Perhaps this email reference may be able to help from a DataFrame perspective: http://mail-archives.apache.org/mod_mbox/incubator-spark-user/201503.mbox/%3CCALte62ztepahF=5hk9rcfbnyk4z43wkcq4fkdcbwmgf_3_o...@mail.gmail.com%3E On Wed, Mar 25, 2015 at 7:29 PM Haopu Wang wrote: > Hi, > > > > I have a DataFrame object and I want to do types of aggregations like > count, sum, variance, stddev, etc. > > > > DataFrame has DSL to do simple aggregations like count and sum. > > > > How about variance and stddev? > > > > Thank you for any suggestions! > > >
Re: [SparkSQL] How to calculate stddev on a DataFrame?
I would do sum square.
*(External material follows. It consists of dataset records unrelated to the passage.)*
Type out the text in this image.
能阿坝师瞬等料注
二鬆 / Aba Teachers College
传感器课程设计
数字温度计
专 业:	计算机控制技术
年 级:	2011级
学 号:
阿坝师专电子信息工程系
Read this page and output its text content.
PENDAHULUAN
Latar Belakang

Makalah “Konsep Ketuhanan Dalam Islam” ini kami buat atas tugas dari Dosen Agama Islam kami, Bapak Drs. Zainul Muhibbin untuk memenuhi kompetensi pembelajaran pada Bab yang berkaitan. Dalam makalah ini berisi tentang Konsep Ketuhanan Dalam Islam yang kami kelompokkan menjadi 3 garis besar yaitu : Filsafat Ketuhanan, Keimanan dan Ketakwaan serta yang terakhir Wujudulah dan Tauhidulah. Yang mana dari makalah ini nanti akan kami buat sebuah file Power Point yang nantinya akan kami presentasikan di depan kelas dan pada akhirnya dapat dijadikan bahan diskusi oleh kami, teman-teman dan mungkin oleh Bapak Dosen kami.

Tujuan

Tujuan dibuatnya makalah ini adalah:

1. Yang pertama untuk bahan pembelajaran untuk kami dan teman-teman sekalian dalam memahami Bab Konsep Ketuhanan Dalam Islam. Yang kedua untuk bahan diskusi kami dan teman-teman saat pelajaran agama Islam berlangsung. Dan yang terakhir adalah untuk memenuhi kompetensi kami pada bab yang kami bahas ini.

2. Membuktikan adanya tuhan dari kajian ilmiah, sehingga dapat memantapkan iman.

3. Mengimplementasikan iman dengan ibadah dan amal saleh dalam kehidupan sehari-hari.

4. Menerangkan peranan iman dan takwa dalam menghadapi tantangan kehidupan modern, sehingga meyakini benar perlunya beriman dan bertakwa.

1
This would allow you to keep an ongoing value as an associative operation (in an aggregator) and then calculate the variance & std deviation after the fact. On Wed, Mar 25, 2015 at 10:28 PM, Haopu Wang wrote: > Hi, > > > > I have a DataFrame object and I want to do types of aggregations like > count, sum, variance, stddev, etc. > > > > DataFrame has DSL to do simple aggregations like count and sum. > > > > How about variance and stddev? > > > > Thank you for any suggestions! > > >
[SparkSQL] How to calculate stddev on a DataFrame?
Hi, I have a DataFrame object and I want to do types of aggregations like count, sum, variance, stddev, etc. DataFrame has DSL to do simple aggregations like count and sum. How about variance and stddev? Thank you for any suggestions!